Langkah Strategis ke Depan
Untuk masa depan, DPKP DIY diharapkan tidak hanya berhenti pada imbauan. Diperlukan regulasi yang lebih kuat, seperti Peraturan Daerah (Perda) atau Peraturan Gubernur yang secara spesifik mengatur penggunaan wadah ramah lingkungan pada kegiatan sosial keagamaan yang melibatkan distribusi massal.
Selain itu, edukasi publik mengenai cara penanganan daging kurban pasca-penyembelihan juga perlu ditingkatkan. Misalnya, daging sebaiknya tidak langsung dimasukkan ke dalam plastik atau besek dalam keadaan panas (masih dalam proses rigor mortis). Daging harus didinginkan terlebih dahulu (diangin-anginkan) agar kualitas protein tetap terjaga dan tidak cepat basi.
Secara keseluruhan, langkah yang diambil DPKP DIY merupakan bagian dari tanggung jawab pemerintah untuk mewujudkan ketahanan pangan yang berkelanjutan. Kurban bukan sekadar ritual ibadah, tetapi juga cerminan dari kepedulian umat terhadap sesama dan lingkungan. Dengan beralih ke besek bambu, umat Islam di Yogyakarta dapat memberikan contoh nyata bahwa kurban yang berkah adalah kurban yang tidak membawa dampak buruk bagi kelestarian bumi.

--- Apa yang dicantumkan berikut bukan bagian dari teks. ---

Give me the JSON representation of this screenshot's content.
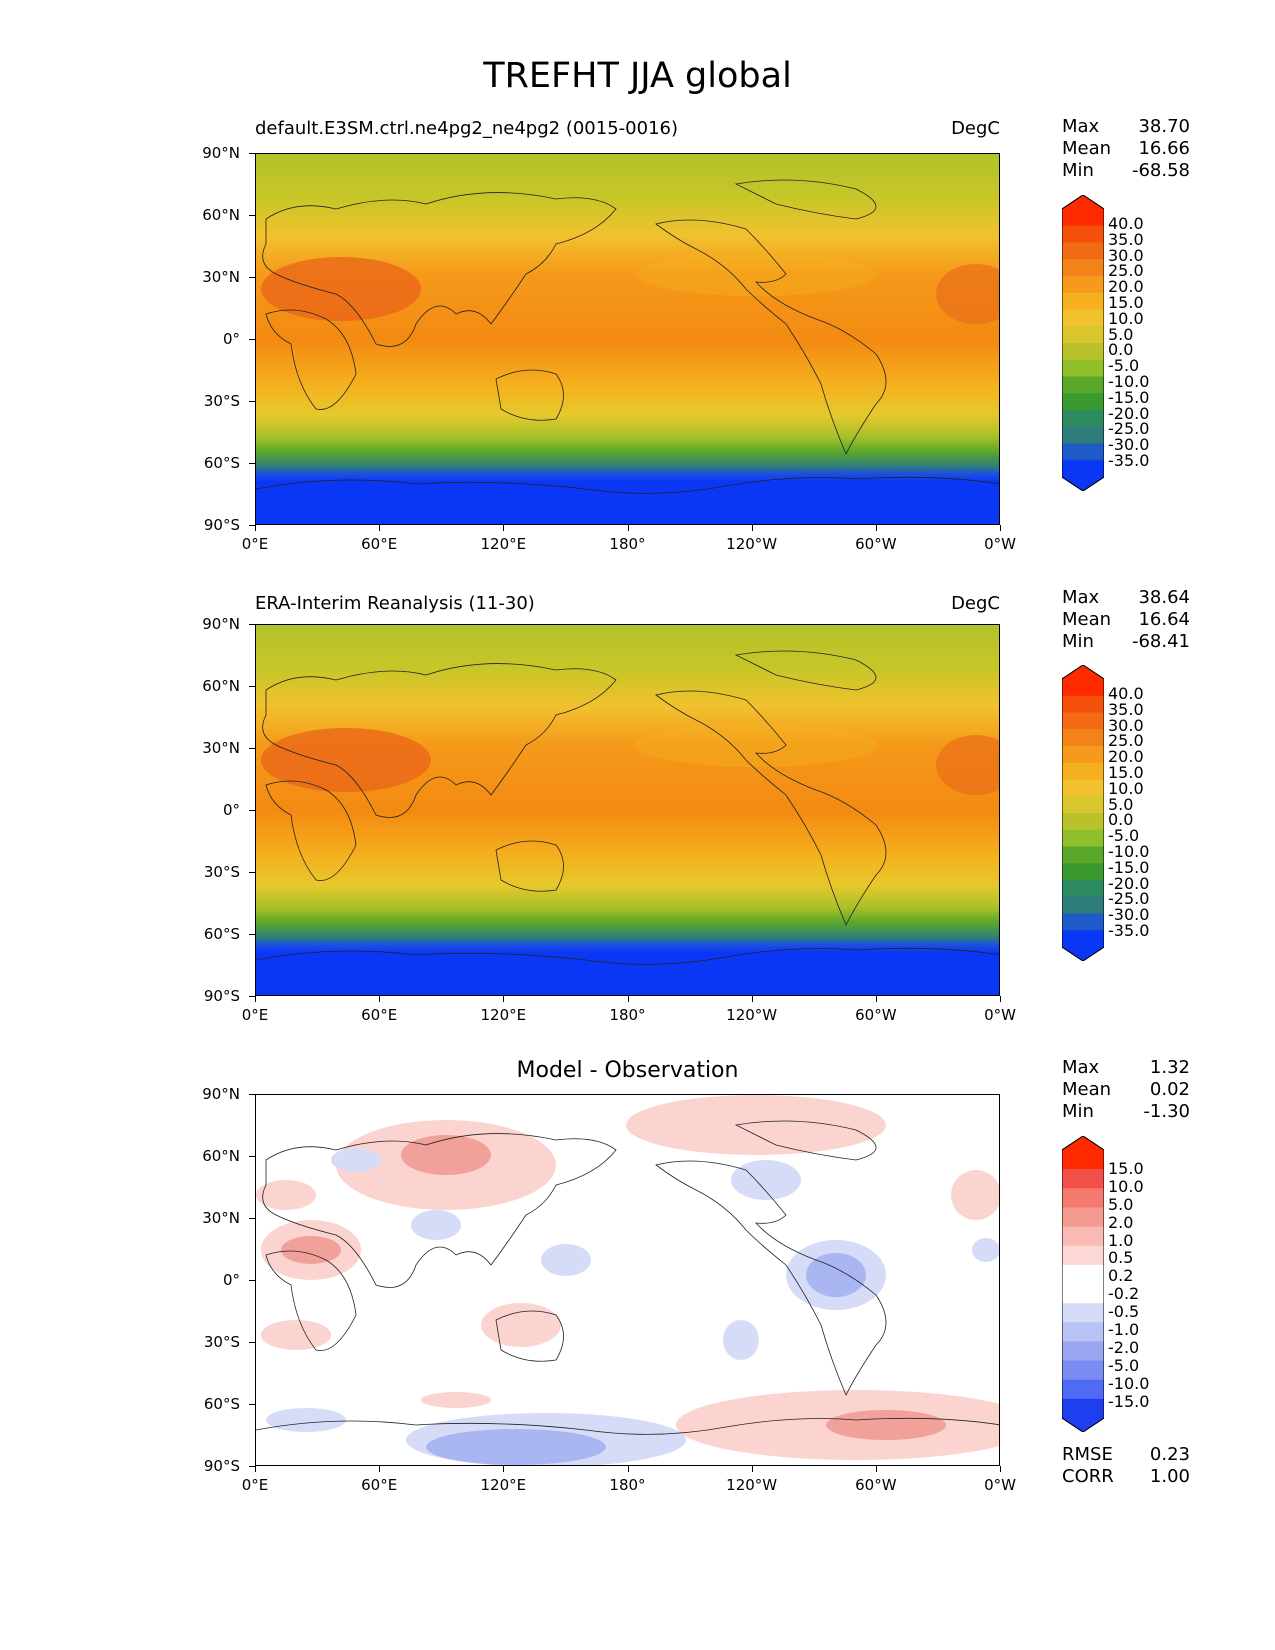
{
  "title": "TREFHT JJA global",
  "panels": [
    {
      "title_left": "default.E3SM.ctrl.ne4pg2_ne4pg2 (0015-0016)",
      "title_right": "DegC",
      "stats": {
        "Max": "38.70",
        "Mean": "16.66",
        "Min": "-68.58"
      },
      "colorbar": [
        "40.0",
        "35.0",
        "30.0",
        "25.0",
        "20.0",
        "15.0",
        "10.0",
        "5.0",
        "0.0",
        "-5.0",
        "-10.0",
        "-15.0",
        "-20.0",
        "-25.0",
        "-30.0",
        "-35.0"
      ]
    },
    {
      "title_left": "ERA-Interim Reanalysis (11-30)",
      "title_right": "DegC",
      "stats": {
        "Max": "38.64",
        "Mean": "16.64",
        "Min": "-68.41"
      },
      "colorbar": [
        "40.0",
        "35.0",
        "30.0",
        "25.0",
        "20.0",
        "15.0",
        "10.0",
        "5.0",
        "0.0",
        "-5.0",
        "-10.0",
        "-15.0",
        "-20.0",
        "-25.0",
        "-30.0",
        "-35.0"
      ]
    },
    {
      "title_center": "Model - Observation",
      "stats": {
        "Max": "1.32",
        "Mean": "0.02",
        "Min": "-1.30"
      },
      "colorbar": [
        "15.0",
        "10.0",
        "5.0",
        "2.0",
        "1.0",
        "0.5",
        "0.2",
        "-0.2",
        "-0.5",
        "-1.0",
        "-2.0",
        "-5.0",
        "-10.0",
        "-15.0"
      ],
      "metrics": {
        "RMSE": "0.23",
        "CORR": "1.00"
      }
    }
  ],
  "axes": {
    "lat_labels": [
      "90°N",
      "60°N",
      "30°N",
      "0°",
      "30°S",
      "60°S",
      "90°S"
    ],
    "lon_labels": [
      "0°E",
      "60°E",
      "120°E",
      "180°",
      "120°W",
      "60°W",
      "0°W"
    ]
  },
  "colors": {
    "warm": "#f08a10",
    "hot": "#e8601a",
    "yellow": "#f2c12e",
    "green": "#8fbf2a",
    "cold": "#1e3ef0",
    "diff_pos": "#f4a6a0",
    "diff_neg": "#aab6f2"
  }
}
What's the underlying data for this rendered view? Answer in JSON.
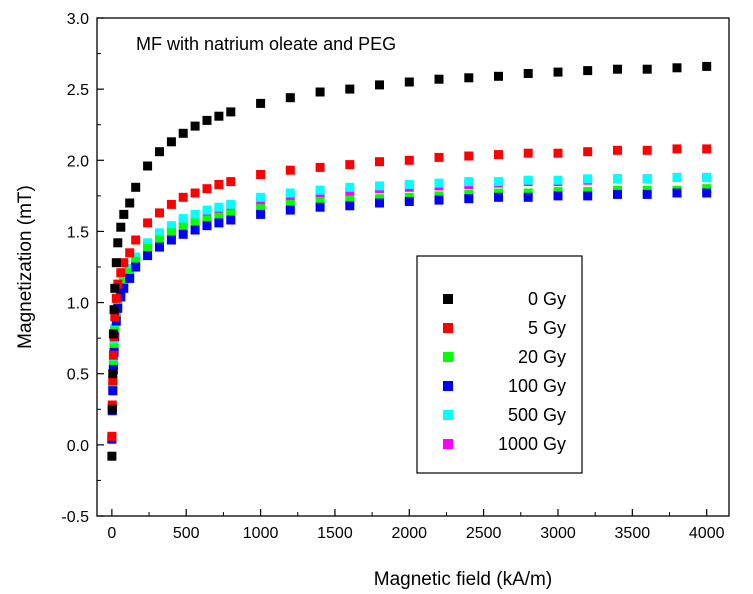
{
  "chart_data": {
    "type": "scatter",
    "title": "MF with natrium oleate and PEG",
    "xlabel": "Magnetic field (kA/m)",
    "ylabel": "Magnetization (mT)",
    "xlim": [
      -100,
      4150
    ],
    "ylim": [
      -0.5,
      3.0
    ],
    "x_ticks": [
      0,
      500,
      1000,
      1500,
      2000,
      2500,
      3000,
      3500,
      4000
    ],
    "y_ticks": [
      -0.5,
      0.0,
      0.5,
      1.0,
      1.5,
      2.0,
      2.5,
      3.0
    ],
    "x_tick_labels": [
      "0",
      "500",
      "1000",
      "1500",
      "2000",
      "2500",
      "3000",
      "3500",
      "4000"
    ],
    "y_tick_labels": [
      "-0.5",
      "0.0",
      "0.5",
      "1.0",
      "1.5",
      "2.0",
      "2.5",
      "3.0"
    ],
    "grid": false,
    "legend_position": "center-right",
    "x": [
      0,
      3,
      6,
      10,
      15,
      20,
      30,
      40,
      60,
      80,
      120,
      160,
      240,
      320,
      400,
      480,
      560,
      640,
      720,
      800,
      1000,
      1200,
      1400,
      1600,
      1800,
      2000,
      2200,
      2400,
      2600,
      2800,
      3000,
      3200,
      3400,
      3600,
      3800,
      4000
    ],
    "series": [
      {
        "name": "0 Gy",
        "color": "#000000",
        "values": [
          -0.08,
          0.25,
          0.5,
          0.78,
          0.95,
          1.1,
          1.28,
          1.42,
          1.53,
          1.62,
          1.7,
          1.81,
          1.96,
          2.06,
          2.13,
          2.19,
          2.24,
          2.28,
          2.31,
          2.34,
          2.4,
          2.44,
          2.48,
          2.5,
          2.53,
          2.55,
          2.57,
          2.58,
          2.59,
          2.61,
          2.62,
          2.63,
          2.64,
          2.64,
          2.65,
          2.66
        ]
      },
      {
        "name": "5 Gy",
        "color": "#ff0000",
        "values": [
          0.06,
          0.28,
          0.45,
          0.63,
          0.76,
          0.9,
          1.03,
          1.13,
          1.21,
          1.28,
          1.35,
          1.44,
          1.56,
          1.63,
          1.69,
          1.74,
          1.77,
          1.8,
          1.83,
          1.85,
          1.9,
          1.93,
          1.95,
          1.97,
          1.99,
          2.0,
          2.02,
          2.03,
          2.04,
          2.05,
          2.05,
          2.06,
          2.07,
          2.07,
          2.08,
          2.08
        ]
      },
      {
        "name": "20 Gy",
        "color": "#00ff00",
        "values": [
          0.05,
          0.26,
          0.4,
          0.56,
          0.68,
          0.8,
          0.92,
          1.01,
          1.08,
          1.14,
          1.21,
          1.29,
          1.38,
          1.44,
          1.49,
          1.53,
          1.56,
          1.58,
          1.6,
          1.62,
          1.66,
          1.69,
          1.71,
          1.72,
          1.73,
          1.74,
          1.75,
          1.76,
          1.77,
          1.77,
          1.78,
          1.78,
          1.79,
          1.79,
          1.79,
          1.8
        ]
      },
      {
        "name": "100 Gy",
        "color": "#0000ff",
        "values": [
          0.04,
          0.24,
          0.38,
          0.53,
          0.65,
          0.76,
          0.87,
          0.96,
          1.04,
          1.1,
          1.17,
          1.25,
          1.33,
          1.39,
          1.44,
          1.48,
          1.51,
          1.54,
          1.56,
          1.58,
          1.62,
          1.65,
          1.67,
          1.68,
          1.7,
          1.71,
          1.72,
          1.73,
          1.74,
          1.74,
          1.75,
          1.75,
          1.76,
          1.76,
          1.77,
          1.77
        ]
      },
      {
        "name": "500 Gy",
        "color": "#00ffff",
        "values": [
          0.05,
          0.27,
          0.42,
          0.58,
          0.7,
          0.82,
          0.94,
          1.03,
          1.11,
          1.17,
          1.24,
          1.32,
          1.42,
          1.49,
          1.54,
          1.59,
          1.62,
          1.65,
          1.67,
          1.69,
          1.74,
          1.77,
          1.79,
          1.81,
          1.82,
          1.83,
          1.84,
          1.85,
          1.85,
          1.86,
          1.86,
          1.87,
          1.87,
          1.87,
          1.88,
          1.88
        ]
      },
      {
        "name": "1000 Gy",
        "color": "#ff00ff",
        "values": [
          0.05,
          0.26,
          0.41,
          0.57,
          0.69,
          0.81,
          0.93,
          1.02,
          1.09,
          1.16,
          1.22,
          1.3,
          1.4,
          1.46,
          1.52,
          1.56,
          1.59,
          1.62,
          1.65,
          1.67,
          1.71,
          1.74,
          1.76,
          1.78,
          1.8,
          1.81,
          1.82,
          1.83,
          1.84,
          1.85,
          1.85,
          1.86,
          1.87,
          1.87,
          1.88,
          1.88
        ]
      }
    ]
  }
}
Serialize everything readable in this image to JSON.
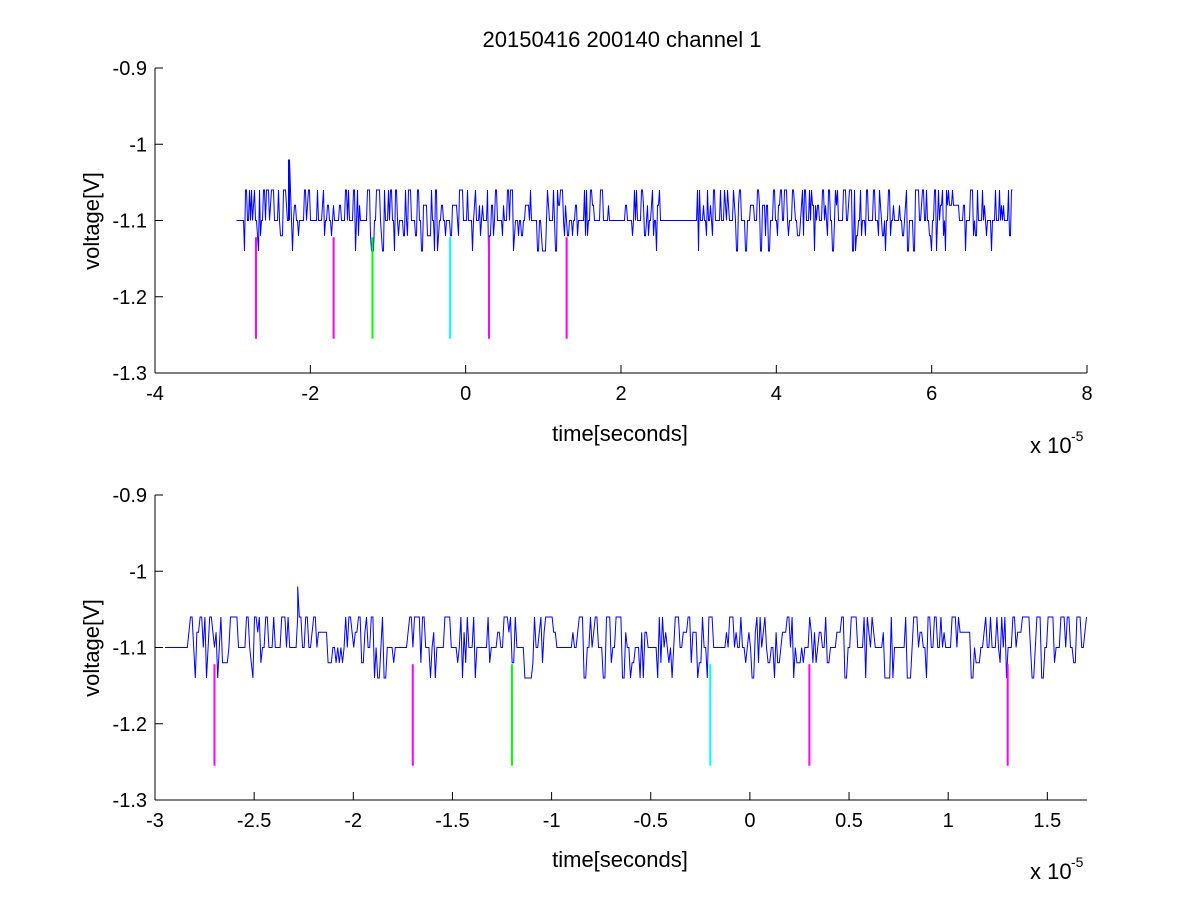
{
  "figure": {
    "title": "20150416 200140 channel 1"
  },
  "chart_data": [
    {
      "type": "line",
      "xlabel": "time[seconds]",
      "ylabel": "voltage[V]",
      "x_multiplier": "x 10",
      "x_exponent": "-5",
      "xlim": [
        -4,
        8
      ],
      "ylim": [
        -1.3,
        -0.9
      ],
      "xticks": [
        "-4",
        "-2",
        "0",
        "2",
        "4",
        "6",
        "8"
      ],
      "yticks": [
        "-0.9",
        "-1",
        "-1.1",
        "-1.2",
        "-1.3"
      ],
      "grid": false,
      "series": [
        {
          "color": "#0000ff",
          "x_range": [
            -2.95,
            7.05
          ],
          "baseline": -1.1,
          "levels": [
            -1.06,
            -1.08,
            -1.1,
            -1.12,
            -1.14
          ],
          "spike": {
            "x": -2.28,
            "y": -1.02
          }
        }
      ],
      "markers": [
        {
          "x": -2.7,
          "y": [
            -1.255,
            -1.122
          ],
          "color": "#ff00ff"
        },
        {
          "x": -1.7,
          "y": [
            -1.255,
            -1.122
          ],
          "color": "#ff00ff"
        },
        {
          "x": -1.2,
          "y": [
            -1.255,
            -1.122
          ],
          "color": "#00ff00"
        },
        {
          "x": -0.2,
          "y": [
            -1.255,
            -1.122
          ],
          "color": "#00ffff"
        },
        {
          "x": 0.3,
          "y": [
            -1.255,
            -1.122
          ],
          "color": "#ff00ff"
        },
        {
          "x": 1.3,
          "y": [
            -1.255,
            -1.122
          ],
          "color": "#ff00ff"
        }
      ]
    },
    {
      "type": "line",
      "xlabel": "time[seconds]",
      "ylabel": "voltage[V]",
      "x_multiplier": "x 10",
      "x_exponent": "-5",
      "xlim": [
        -3,
        1.7
      ],
      "ylim": [
        -1.3,
        -0.9
      ],
      "xticks": [
        "-3",
        "-2.5",
        "-2",
        "-1.5",
        "-1",
        "-0.5",
        "0",
        "0.5",
        "1",
        "1.5"
      ],
      "yticks": [
        "-0.9",
        "-1",
        "-1.1",
        "-1.2",
        "-1.3"
      ],
      "grid": false,
      "series": [
        {
          "color": "#0000ff",
          "x_range": [
            -2.95,
            1.7
          ],
          "baseline": -1.1,
          "levels": [
            -1.06,
            -1.08,
            -1.1,
            -1.12,
            -1.14
          ],
          "spike": {
            "x": -2.28,
            "y": -1.02
          }
        }
      ],
      "markers": [
        {
          "x": -2.7,
          "y": [
            -1.255,
            -1.122
          ],
          "color": "#ff00ff"
        },
        {
          "x": -1.7,
          "y": [
            -1.255,
            -1.122
          ],
          "color": "#ff00ff"
        },
        {
          "x": -1.2,
          "y": [
            -1.255,
            -1.122
          ],
          "color": "#00ff00"
        },
        {
          "x": -0.2,
          "y": [
            -1.255,
            -1.122
          ],
          "color": "#00ffff"
        },
        {
          "x": 0.3,
          "y": [
            -1.255,
            -1.122
          ],
          "color": "#ff00ff"
        },
        {
          "x": 1.3,
          "y": [
            -1.255,
            -1.122
          ],
          "color": "#ff00ff"
        }
      ]
    }
  ]
}
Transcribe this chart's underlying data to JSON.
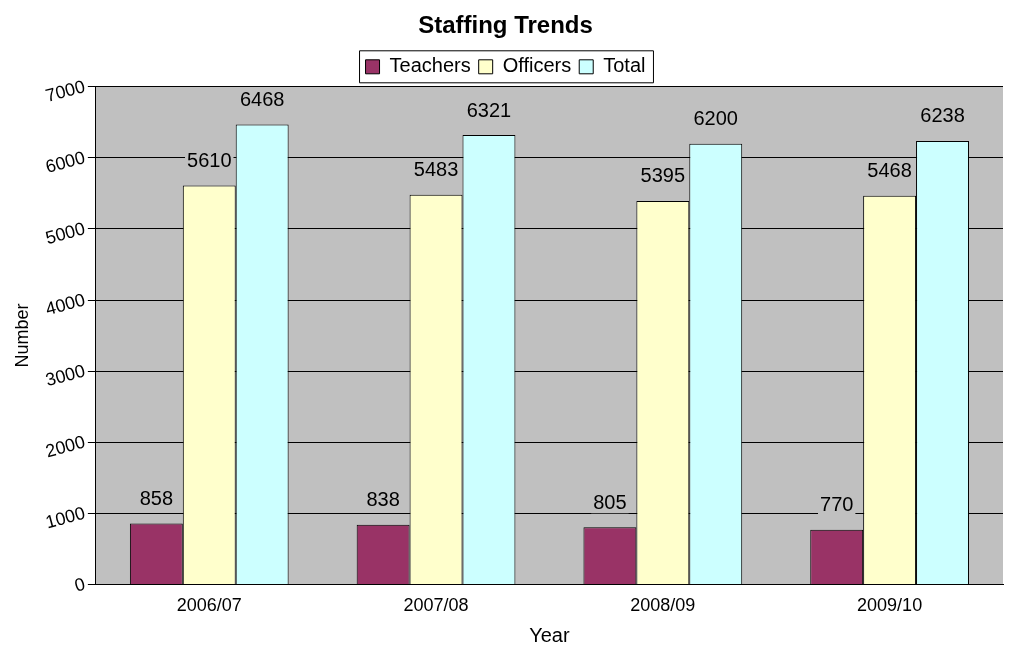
{
  "chart_data": {
    "type": "bar",
    "title": "Staffing Trends",
    "xlabel": "Year",
    "ylabel": "Number",
    "categories": [
      "2006/07",
      "2007/08",
      "2008/09",
      "2009/10"
    ],
    "series": [
      {
        "name": "Teachers",
        "color": "#993366",
        "values": [
          858,
          838,
          805,
          770
        ]
      },
      {
        "name": "Officers",
        "color": "#ffffcc",
        "values": [
          5610,
          5483,
          5395,
          5468
        ]
      },
      {
        "name": "Total",
        "color": "#ccffff",
        "values": [
          6468,
          6321,
          6200,
          6238
        ]
      }
    ],
    "ylim": [
      0,
      7000
    ],
    "yticks": [
      0,
      1000,
      2000,
      3000,
      4000,
      5000,
      6000,
      7000
    ],
    "grid": "y",
    "legend": "top",
    "data_labels": true
  }
}
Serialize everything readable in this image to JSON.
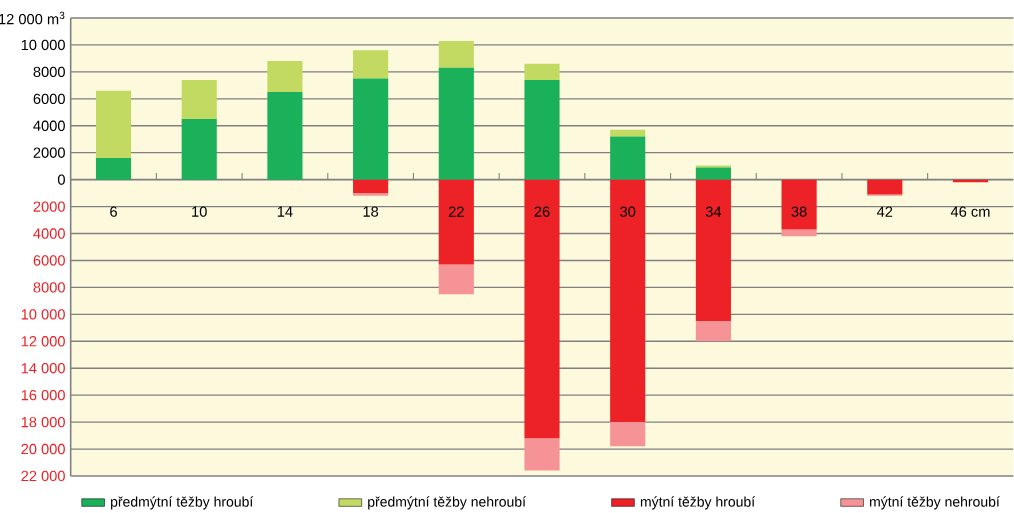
{
  "chart_data": {
    "type": "bar",
    "stacked": true,
    "categories": [
      "6",
      "10",
      "14",
      "18",
      "22",
      "26",
      "30",
      "34",
      "38",
      "42",
      "46 cm"
    ],
    "series": [
      {
        "name": "předmýtní těžby hroubí",
        "color": "#1bb15a",
        "values": [
          1600,
          4500,
          6500,
          7500,
          8300,
          7400,
          3200,
          900,
          null,
          null,
          null
        ]
      },
      {
        "name": "předmýtní těžby nehroubí",
        "color": "#c2d962",
        "values": [
          5000,
          2900,
          2300,
          2100,
          2000,
          1200,
          500,
          150,
          null,
          null,
          null
        ]
      },
      {
        "name": "mýtní těžby hroubí",
        "color": "#ec2227",
        "values": [
          null,
          null,
          null,
          -1000,
          -6300,
          -19200,
          -18000,
          -10500,
          -3700,
          -1100,
          -200
        ]
      },
      {
        "name": "mýtní těžby nehroubí",
        "color": "#f59396",
        "values": [
          null,
          null,
          null,
          -200,
          -2200,
          -2400,
          -1800,
          -1500,
          -500,
          -100,
          null
        ]
      }
    ],
    "ylim": [
      -22000,
      12000
    ],
    "yticks": [
      {
        "value": -22000,
        "label": "22 000"
      },
      {
        "value": -20000,
        "label": "20 000"
      },
      {
        "value": -18000,
        "label": "18 000"
      },
      {
        "value": -16000,
        "label": "16 000"
      },
      {
        "value": -14000,
        "label": "14 000"
      },
      {
        "value": -12000,
        "label": "12 000"
      },
      {
        "value": -10000,
        "label": "10 000"
      },
      {
        "value": -8000,
        "label": "8000"
      },
      {
        "value": -6000,
        "label": "6000"
      },
      {
        "value": -4000,
        "label": "4000"
      },
      {
        "value": -2000,
        "label": "2000"
      },
      0,
      2000,
      4000,
      6000,
      8000,
      {
        "value": 10000,
        "label": "10 000"
      },
      {
        "value": 12000,
        "label": "12 000 m$^{3}$"
      }
    ],
    "grid": "y",
    "legend": "bottom"
  }
}
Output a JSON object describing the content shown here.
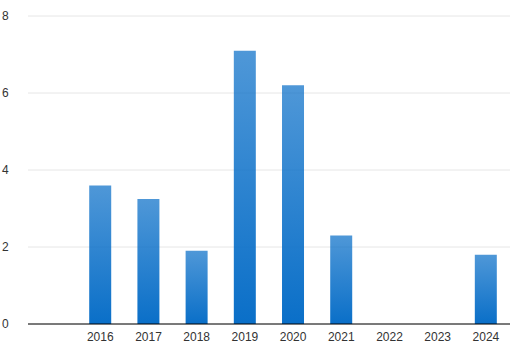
{
  "chart_data": {
    "type": "bar",
    "categories": [
      null,
      "2016",
      "2017",
      "2018",
      "2019",
      "2020",
      "2021",
      "2022",
      "2023",
      "2024"
    ],
    "values": [
      null,
      3.6,
      3.25,
      1.9,
      7.1,
      6.2,
      2.3,
      null,
      null,
      1.8
    ],
    "color": "#0a6fc8",
    "ylim": [
      0,
      8
    ],
    "yticks": [
      0,
      2,
      4,
      6,
      8
    ],
    "grid": true
  }
}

Ke depan, koordinasi yang lebih erat antara DPKP, pengelola masjid, dan organisasi kemasyarakatan akan menjadi penentu apakah budaya menggunakan besek ini bisa menjadi norma baru di masyarakat atau sekadar imbauan tahunan yang dilupakan. Harapannya, semangat berbagi pada hari raya Idul Adha tahun ini dapat berjalan beriringan dengan semangat pelestarian lingkungan demi masa depan yang lebih hijau bagi generasi mendatang.